The next day, I found out that the only other person by himself on that day’s tour was a Chilean MBA student who was on his way home after an exchange programme at my B-School. I was amazed by how small a world it was!

Gradually I began to chat with everyone.

A couple of Singaporean women my age, turned out to be great fun, sharing my sense of humour. I have since continued a FB friendship with them. I had interesting conversations with an alert 80 year old American lady of Ukranian origin, who was travelling with her talkative daughter. Also with another 80 year old Canadian man, travelling with his extremely talktative 60+ wife. I envied them all their energy and health (touch wood).

I spoke to a bunch of Aussies and Kiwis, just starting their first jobs and was impressed to see what a clear view they had of life. I spoke to Belgian women who politely asked how I managed to travel alone and who turned out to be extremely well travelled themselves. A South African couple who held hands and laughed together after nearly 15 years of marriage. A yuppy-looking Californian who had quit his job to travel. A Canadian of Indian origin contemplating whether to sell off his ancestral property in Goa and showing me how far from home you get when you are a third generation immigrant. And of course, all sorts of Turkish people.

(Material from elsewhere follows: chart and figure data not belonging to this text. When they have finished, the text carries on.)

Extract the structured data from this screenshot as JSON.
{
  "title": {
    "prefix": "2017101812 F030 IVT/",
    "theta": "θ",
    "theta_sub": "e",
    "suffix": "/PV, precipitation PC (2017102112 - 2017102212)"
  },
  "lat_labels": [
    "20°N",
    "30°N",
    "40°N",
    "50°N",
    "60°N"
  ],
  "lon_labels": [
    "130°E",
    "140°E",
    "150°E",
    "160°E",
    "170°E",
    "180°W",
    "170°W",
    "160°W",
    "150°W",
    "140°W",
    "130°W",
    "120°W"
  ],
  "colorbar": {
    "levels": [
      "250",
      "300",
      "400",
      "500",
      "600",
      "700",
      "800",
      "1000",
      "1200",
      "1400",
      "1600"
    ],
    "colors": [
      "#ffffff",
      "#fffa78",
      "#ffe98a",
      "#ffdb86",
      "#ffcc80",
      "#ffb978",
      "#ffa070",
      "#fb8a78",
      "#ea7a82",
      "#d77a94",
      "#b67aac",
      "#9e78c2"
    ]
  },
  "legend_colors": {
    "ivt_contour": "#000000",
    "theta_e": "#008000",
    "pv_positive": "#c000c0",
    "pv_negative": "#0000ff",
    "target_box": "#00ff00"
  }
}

The more I spoke, the more I discovered how similar we were, and then how different we were. One thing did strike me though. My conversations revolved around work, travel, areas of interest, politics and so on. No one asked me if I was married or how many kids I had. Which would have been the main topic in conversations with your average stranger in India (the other option of discussing cricket is out since I don’t follow the game)

Staying Connected

The end of each day found me tired and I was in no mood to hear strangers tell me new stuff. I needed to unwind, chat with D, digest the information I had received and drop a mail describing my day and read up on what was on offer the next day. In other words, I finally found out why Steve Jobs is such a God for having got the IPad into our lives. (As these things turned out, Jobs passed away just when I was discovering my IPad)

D and I had long chats everyday without spending any money. That probably made travelling alone easier. As much fun as it is to chat with strangers the whole day, it was even more fun to describe my day to D.

I also researched on the net, mailed my parents, sincerely read the pdf copy of Lonely Planet which I had downloaded, watched a chick flick on a homesick day and began to read a book.

Would I do it alone again?

Probably yes. The trip was reminder that I need to travel to just energize myself. So while travelling with company is my first choice, travelling alone ranks over staying at home and watching TV.

I would pick a place where no one looks askance at a woman travelling alone and where strangers can provide decent conversation.

I am not sure if I can travel totally alone, without even the fig leaf of a group tour. But it would be an interesting experiment to try some day.